Illegal_cinema
Tenth session of Illegal_Cinema
by
Screening of a film proposed by Juan Guardiola, followed by a discussion.
Screening: “Mababangong bangungot / Perfumed Nightmare” (1977, Kidlat Tahimik)
16 mm / Colour / Sound / 95 min.
Kidlat Tahimik, meaning “calm or quiet light” in Tagalog, is the pseudonym used by Eric de Guia, artist and mythical figure in Southern Asian experimental film. The artist, almost completely untrained as a filmmaker, made Mababangong Bangungot (internationally known as Perfumed Nightmare), in a semi-documentary, amateur style which includes autobiographical references. The film is a surreal, humorous, absolutely original tale of an innocent Philippine man, played by the artist, who, fascinated by American technology and culture, travels to the West and discovers the disadvantages of progress first-hand.
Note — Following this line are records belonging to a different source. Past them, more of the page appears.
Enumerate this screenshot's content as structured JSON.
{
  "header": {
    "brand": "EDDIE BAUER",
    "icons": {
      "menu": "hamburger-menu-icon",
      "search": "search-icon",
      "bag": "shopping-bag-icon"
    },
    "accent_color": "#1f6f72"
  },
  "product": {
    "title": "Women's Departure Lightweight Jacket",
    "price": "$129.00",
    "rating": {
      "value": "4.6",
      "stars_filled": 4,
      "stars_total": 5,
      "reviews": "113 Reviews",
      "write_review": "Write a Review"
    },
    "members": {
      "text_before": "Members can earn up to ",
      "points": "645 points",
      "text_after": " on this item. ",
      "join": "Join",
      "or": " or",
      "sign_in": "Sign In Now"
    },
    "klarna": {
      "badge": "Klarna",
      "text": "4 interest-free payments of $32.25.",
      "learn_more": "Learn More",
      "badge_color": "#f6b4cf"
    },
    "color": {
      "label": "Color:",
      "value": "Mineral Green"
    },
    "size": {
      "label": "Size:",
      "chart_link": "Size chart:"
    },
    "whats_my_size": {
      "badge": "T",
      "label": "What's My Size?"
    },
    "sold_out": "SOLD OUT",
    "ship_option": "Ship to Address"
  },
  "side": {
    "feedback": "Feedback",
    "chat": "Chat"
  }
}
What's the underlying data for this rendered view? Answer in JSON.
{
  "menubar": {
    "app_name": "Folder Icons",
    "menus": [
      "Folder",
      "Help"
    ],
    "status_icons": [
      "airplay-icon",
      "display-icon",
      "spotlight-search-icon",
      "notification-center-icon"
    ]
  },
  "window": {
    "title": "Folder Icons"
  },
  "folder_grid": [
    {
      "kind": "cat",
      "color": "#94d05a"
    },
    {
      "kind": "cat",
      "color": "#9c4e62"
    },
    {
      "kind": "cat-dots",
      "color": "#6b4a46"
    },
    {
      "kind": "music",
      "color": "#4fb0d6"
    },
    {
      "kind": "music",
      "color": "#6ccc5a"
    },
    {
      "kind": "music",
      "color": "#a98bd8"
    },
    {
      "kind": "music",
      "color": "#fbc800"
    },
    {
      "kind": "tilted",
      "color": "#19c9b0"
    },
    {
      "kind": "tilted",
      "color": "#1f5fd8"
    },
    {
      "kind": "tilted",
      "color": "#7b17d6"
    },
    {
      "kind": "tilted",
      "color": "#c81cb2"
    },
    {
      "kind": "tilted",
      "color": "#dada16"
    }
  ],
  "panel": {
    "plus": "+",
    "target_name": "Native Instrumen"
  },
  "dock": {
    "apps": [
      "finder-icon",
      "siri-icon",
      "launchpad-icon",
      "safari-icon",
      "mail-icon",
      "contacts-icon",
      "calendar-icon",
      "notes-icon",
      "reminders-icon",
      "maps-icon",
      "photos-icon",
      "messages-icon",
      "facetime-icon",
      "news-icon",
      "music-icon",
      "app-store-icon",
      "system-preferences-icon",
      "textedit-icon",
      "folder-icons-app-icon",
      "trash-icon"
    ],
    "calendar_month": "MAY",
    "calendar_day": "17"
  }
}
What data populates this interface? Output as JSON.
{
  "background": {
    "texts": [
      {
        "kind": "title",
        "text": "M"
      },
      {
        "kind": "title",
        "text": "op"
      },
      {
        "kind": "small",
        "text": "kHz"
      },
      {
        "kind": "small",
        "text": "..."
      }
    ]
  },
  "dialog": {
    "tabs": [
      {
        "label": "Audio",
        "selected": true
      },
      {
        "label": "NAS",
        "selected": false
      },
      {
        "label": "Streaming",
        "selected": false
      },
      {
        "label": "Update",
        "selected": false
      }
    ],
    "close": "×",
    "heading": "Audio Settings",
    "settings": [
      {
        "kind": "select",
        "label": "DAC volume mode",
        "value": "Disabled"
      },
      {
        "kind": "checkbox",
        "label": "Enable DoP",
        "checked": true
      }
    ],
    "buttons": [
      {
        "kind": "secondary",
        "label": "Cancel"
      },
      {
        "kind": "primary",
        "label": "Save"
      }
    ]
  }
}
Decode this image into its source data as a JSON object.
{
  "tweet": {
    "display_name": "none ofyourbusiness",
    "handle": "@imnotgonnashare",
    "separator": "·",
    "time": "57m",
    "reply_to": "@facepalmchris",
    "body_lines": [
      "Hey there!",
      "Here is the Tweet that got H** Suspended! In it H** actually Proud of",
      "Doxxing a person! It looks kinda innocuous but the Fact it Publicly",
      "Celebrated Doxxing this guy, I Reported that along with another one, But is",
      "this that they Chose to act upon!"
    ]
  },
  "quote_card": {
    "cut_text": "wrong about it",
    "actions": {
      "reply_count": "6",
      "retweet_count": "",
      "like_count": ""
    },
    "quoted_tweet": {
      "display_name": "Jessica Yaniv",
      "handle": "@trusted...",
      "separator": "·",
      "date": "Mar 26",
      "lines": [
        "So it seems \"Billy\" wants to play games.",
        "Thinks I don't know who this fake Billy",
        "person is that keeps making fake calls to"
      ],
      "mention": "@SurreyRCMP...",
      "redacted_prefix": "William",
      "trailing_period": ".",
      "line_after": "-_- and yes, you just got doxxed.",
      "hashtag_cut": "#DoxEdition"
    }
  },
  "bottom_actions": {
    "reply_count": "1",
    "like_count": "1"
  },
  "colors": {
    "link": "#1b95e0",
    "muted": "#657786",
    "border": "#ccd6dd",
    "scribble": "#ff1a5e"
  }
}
Kidlat’s utopian fantasy thus becomes his disillusion, a “perfumed nightmare” and a longing for a return to his idealised indigenous culture. A recurring element in the film is the figure of the bridge, as a metaphor of development and the union of past and present, reality and dreams, countryside and city, and tradition and modernity. A paradigm of Third World film for some Western intellectuals, for others the work is a magnificent example of postcolonial critique. A transnational allegory of the Philippine artist in his or her search for self affirmation and identity, with a mixture of realism, “exoticism” and irony, which has become a true cult piece for Philippine artists and filmmakers.
Juan Guardiola (1965) studied Philosophy and Arts and is an art historian, curator, conservator and the writer of several books and catalogues, notably, his studies on postcolonialism such as Filipiniana, El Imaginario Colonial and Cinema Filipinas. Historia, teoría y crítica fílmica (1899-2009).